Using changeable iron jaws machined to the medical components’ outer contours, the vises in effect become custom fixtures using a standard model vise base. The parts “nest” inside the machined jaws; when the vise is clamped up, all outer surfaces are held tightly. This can therefore reduce the likelihood of part misalignment or chatter at high speeds. When the part run is completed, jaws can be replaced with others for different jobs. The jaws themselves relocate quickly and precisely without special alignment tools, according to the manufacturer.
“Part loading and unloading requires less than a minute,” says Mr. Ehnstrom. “The parts position within the jaw plate’s machined pockets—no alignment is needed. When the part is machined, less than a half-turn of the vise screw releases it. There’s no wasted motion or heavy labor needed with this setup.
“Before, with the aluminum body vises, part loading took several minutes,” he continues. “With the new arrangement, however, this process takes seconds. The five vises also handle 20 parts, whereas before the two vises handled only eight parts.”
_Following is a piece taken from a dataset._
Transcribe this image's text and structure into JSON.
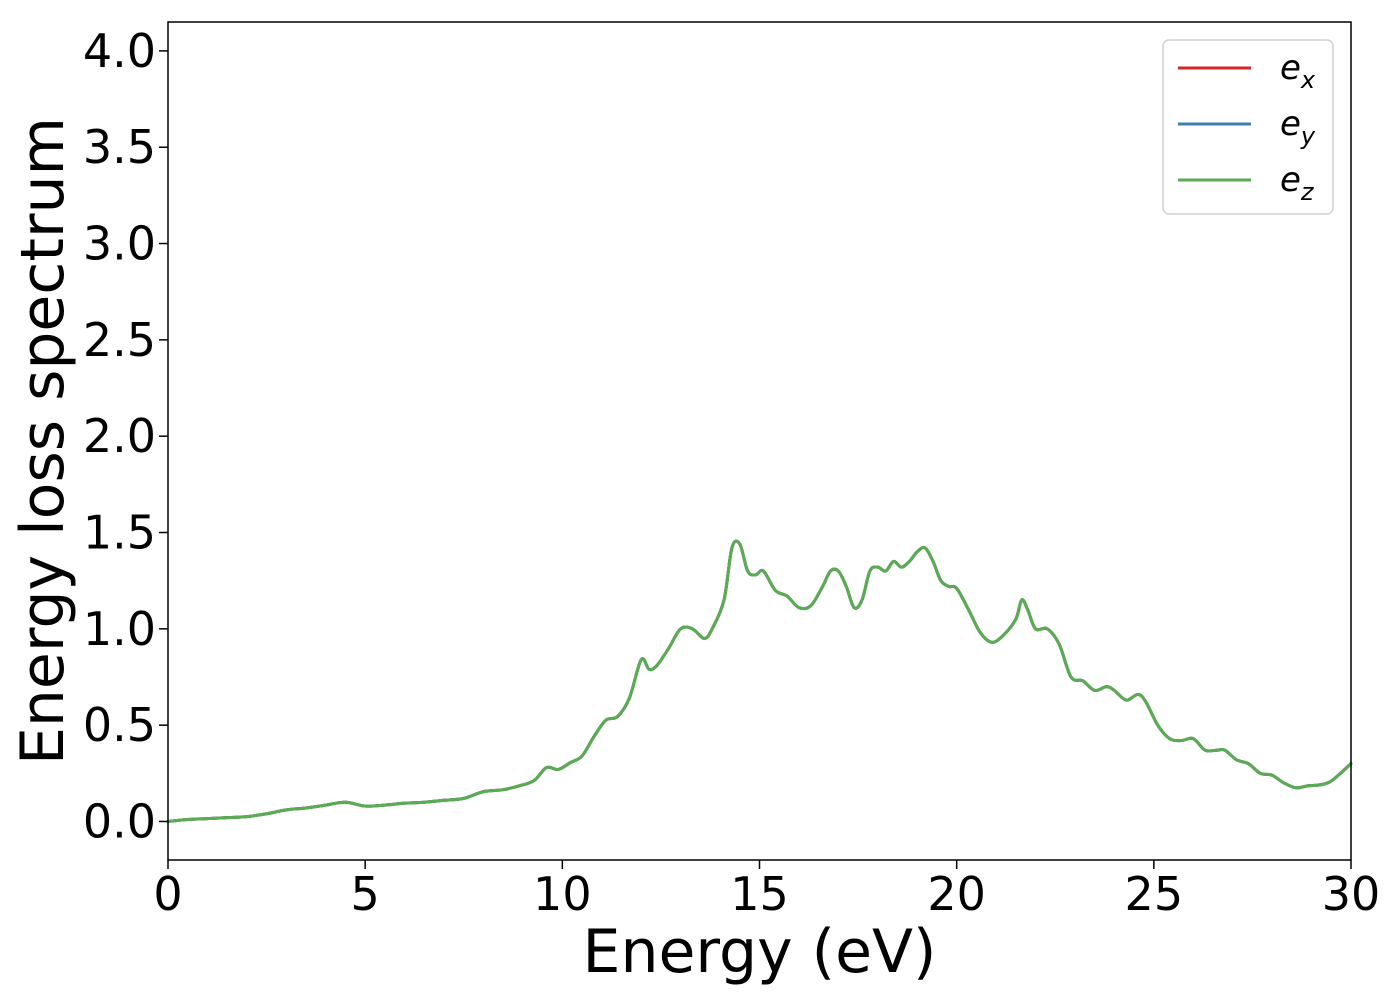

Mr. Ehnstrom says the enclosed design makes it easier to blow out chips and coolant with an air hose. The five-vise setup also frees him for 30 minutes to work on other projects while the machine cycles through all 20 clamping stations.
Each vise on the worktable holds the components for a different series of milling operations performed at cutting speeds as high as 350 sfm, which is well within the range of XP3 capabilities. The VMC has a rapid traverse rate of 43/43/36 meters per minute (1,690/1,690/1,410 ipm). The company says it uses premium toolholders and high-performance solid carbide end mills for all of the milling operations. When completed, each machined component has a 16 mil surface finish and tolerances of ±0.0005 inch on bores—without necessitating secondary operations.
Several features of the vise design expedite Mr. Ehnstrom’s process for reduced cycle time while maintaining quality. With a 21–inch length (533.4 mm length) and 6-inch width (152.4 mm width), the vises are compact and position within 1 inch (25.4 mm) of each other so that less spindle travel is required (part to part) to get into and around parts for complex machining operations. With clamping forces as strong as 5,556 pounds at 70 foot-pounds of input torque, these vises provide repeatable accuracy to 0.001 inch, well within the company’s tolerance requirements.
“The best machining center is only as good as the workholding used,” concludes Mr. Ehnstrom. “After trying three different vise setups, I learned that when machining very hard materials, rigidity makes the key difference. Ductile iron helps me to achieve the desired level of rigidity.”